Eventually she collapsed in a frustrated heap. I said, “Explain the parts.” She said, “This little wheel is meant to cut, these gears turn the wheel when you spin the handle. This other wheel looks like a gear but isn’t.” She couldn’t figure out the clamping step, a key element!

I said, “The tool is made to be pleasing but it doesn’t have any superfluous qualities. Everything that moves does so for a reason.” She said, “I hate you.” I’m sure she believes that she does. I said, “You understand everything except how the tool addresses the can.” She sighed.

At this point she said, “I don’t want baked beans” and marched off. Apocalypse Dad went into full ‘The Road’ Mode! “Sweetheart, neither of us will eat another bite today until we get into this can of beans.” She screamed “AUGH!” like Lucy Van Pelt. She read a book for awhile.

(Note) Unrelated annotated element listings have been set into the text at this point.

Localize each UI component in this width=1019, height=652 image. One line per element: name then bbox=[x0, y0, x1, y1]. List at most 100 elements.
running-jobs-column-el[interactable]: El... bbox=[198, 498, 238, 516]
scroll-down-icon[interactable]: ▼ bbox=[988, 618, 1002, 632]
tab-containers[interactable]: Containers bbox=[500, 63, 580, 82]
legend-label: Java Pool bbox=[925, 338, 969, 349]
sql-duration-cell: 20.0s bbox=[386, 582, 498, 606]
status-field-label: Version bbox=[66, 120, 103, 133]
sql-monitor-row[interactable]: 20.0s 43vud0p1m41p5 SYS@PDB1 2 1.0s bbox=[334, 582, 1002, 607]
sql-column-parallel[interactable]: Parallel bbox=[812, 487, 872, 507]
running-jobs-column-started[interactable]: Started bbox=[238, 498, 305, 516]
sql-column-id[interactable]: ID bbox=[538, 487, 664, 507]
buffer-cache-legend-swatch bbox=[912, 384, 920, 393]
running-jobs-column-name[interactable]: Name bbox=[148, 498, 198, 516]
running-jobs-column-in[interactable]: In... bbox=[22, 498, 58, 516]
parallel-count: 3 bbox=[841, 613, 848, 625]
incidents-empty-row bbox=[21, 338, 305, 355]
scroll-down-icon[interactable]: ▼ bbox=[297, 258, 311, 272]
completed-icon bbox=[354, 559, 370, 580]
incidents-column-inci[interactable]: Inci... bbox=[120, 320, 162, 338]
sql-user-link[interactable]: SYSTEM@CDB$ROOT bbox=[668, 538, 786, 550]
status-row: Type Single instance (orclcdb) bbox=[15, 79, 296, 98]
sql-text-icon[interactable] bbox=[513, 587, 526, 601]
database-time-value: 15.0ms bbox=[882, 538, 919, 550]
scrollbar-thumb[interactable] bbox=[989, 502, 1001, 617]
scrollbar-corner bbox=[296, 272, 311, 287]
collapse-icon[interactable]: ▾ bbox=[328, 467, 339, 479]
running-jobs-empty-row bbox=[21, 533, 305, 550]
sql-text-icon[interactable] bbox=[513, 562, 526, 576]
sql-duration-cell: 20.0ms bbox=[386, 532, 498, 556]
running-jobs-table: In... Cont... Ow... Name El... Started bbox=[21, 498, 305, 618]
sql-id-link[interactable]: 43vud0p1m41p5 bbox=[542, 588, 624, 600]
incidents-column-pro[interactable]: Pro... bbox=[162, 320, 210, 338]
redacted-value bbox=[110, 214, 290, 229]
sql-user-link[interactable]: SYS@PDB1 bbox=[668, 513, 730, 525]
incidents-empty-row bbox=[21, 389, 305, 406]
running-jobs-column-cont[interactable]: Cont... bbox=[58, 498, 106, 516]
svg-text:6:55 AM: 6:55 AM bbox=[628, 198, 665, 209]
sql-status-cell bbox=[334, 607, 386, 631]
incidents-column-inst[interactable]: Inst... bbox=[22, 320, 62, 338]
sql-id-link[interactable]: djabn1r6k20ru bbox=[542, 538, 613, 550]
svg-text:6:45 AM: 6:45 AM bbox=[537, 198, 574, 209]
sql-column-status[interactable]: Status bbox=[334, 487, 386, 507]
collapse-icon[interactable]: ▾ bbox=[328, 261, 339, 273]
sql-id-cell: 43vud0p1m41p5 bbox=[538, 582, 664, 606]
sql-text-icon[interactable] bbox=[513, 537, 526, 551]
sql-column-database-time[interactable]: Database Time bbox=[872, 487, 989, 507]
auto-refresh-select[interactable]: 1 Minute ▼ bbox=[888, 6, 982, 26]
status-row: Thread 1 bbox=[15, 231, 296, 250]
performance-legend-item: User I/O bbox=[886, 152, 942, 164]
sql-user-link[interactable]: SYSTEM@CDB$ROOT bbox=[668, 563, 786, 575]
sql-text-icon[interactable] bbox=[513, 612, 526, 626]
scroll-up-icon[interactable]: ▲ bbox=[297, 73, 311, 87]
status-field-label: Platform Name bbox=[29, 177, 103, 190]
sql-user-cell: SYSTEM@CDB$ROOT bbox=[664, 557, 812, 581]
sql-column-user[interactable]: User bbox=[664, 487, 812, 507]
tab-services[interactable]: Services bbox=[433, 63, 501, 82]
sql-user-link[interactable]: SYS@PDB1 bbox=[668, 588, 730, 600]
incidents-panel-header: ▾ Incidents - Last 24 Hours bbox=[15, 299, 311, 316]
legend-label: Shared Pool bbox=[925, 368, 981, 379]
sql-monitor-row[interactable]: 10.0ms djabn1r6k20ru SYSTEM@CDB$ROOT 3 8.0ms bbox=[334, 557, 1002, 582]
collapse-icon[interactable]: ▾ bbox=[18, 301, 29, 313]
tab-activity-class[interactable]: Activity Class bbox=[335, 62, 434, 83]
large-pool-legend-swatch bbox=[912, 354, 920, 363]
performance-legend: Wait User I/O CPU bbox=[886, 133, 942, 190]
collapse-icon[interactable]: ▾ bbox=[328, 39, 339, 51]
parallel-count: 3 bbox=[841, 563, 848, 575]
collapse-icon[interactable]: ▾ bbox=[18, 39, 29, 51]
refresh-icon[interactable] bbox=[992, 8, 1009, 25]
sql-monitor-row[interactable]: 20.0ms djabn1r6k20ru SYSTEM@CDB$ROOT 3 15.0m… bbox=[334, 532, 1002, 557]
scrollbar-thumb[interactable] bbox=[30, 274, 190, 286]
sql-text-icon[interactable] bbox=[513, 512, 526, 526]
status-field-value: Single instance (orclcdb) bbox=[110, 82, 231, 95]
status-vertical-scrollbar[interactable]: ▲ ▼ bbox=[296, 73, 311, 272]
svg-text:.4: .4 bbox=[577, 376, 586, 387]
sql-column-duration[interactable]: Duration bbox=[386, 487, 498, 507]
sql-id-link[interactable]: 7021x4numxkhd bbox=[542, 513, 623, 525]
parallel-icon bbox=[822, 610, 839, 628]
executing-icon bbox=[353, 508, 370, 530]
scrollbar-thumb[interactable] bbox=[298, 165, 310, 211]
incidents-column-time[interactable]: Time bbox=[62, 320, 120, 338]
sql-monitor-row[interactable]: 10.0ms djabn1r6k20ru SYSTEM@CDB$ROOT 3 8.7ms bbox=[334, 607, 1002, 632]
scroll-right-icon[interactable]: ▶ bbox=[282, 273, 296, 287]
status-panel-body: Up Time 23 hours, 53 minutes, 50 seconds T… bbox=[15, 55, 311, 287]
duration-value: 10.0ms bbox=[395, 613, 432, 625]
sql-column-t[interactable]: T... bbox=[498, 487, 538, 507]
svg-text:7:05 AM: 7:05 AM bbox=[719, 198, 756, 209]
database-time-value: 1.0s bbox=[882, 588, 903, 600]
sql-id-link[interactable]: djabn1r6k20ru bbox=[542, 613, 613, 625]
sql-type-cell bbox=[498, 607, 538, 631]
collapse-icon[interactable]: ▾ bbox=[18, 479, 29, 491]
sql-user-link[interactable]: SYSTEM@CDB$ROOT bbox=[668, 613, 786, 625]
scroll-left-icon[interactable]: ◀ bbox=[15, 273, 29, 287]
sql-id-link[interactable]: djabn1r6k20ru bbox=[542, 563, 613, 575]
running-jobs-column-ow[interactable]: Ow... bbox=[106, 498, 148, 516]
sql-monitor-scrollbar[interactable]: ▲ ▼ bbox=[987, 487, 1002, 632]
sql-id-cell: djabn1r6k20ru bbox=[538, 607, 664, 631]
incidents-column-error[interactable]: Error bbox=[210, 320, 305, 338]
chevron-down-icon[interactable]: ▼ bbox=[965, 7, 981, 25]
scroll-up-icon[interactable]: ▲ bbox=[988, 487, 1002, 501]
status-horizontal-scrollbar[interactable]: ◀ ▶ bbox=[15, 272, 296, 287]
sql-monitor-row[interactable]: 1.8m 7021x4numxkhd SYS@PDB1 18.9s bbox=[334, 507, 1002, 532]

Soon she was back at the can. The top was all dented now, the lip of the can practically serrated from failed attempts. We studied the tool some more. She really wanted it to be oriented up and down or across the top of the can. The sideways orientation is very counterintuitive.

Eventually she had it all figured out. She had the placement of the tool, she could turn the handle and the can would spin (we were down on the floor by this point), but the “kachunk” of puncturing the lid still eluded us. We’d been at it for SIX HOURS on and off. We were hungry.

Finally she squeezed down on it and, although it was a misfire, a light went off in her head. Many times throughout the day she’d yelled at me, “My brain is fuzzy! I can’t think of anything else to try!!!” and I’d say, “When your brain doesn’t work, trust your hands.”

She felt the tool click over the lip of the can. I saw it in her hands. By this point she’d developed a little ritual of addressing the tool to the can: starting with it on a vertical axis and rotating it to the horizontal while clamping down in a single motion. A choreography.

She looked at me expectantly, excitedly. After six hours of trying you don’t want to express too much hope. Was this another blind alley? The can had been through hell, label ripped off, dented, sharpened and burred, a veteran of a thousand psychic wars. She knew, though.

She knew this was a commonplace task and a common tool but also that this was serious business. She knows her dad, and the stock I put in these things. A more mechanically inclined kid might have figured it out in minutes. She factored the scale, but was rightfully proud.

I’m proud of her too. I know I’m infuriating. I know this is parenting theater in some ways. I suffer from a lack of perseverance myself, and like all parents throughout history I’m trying to correct my own mistakes in the way I educate my child. She sees through this.

The only problem is now she wants to open every fucking can in the house!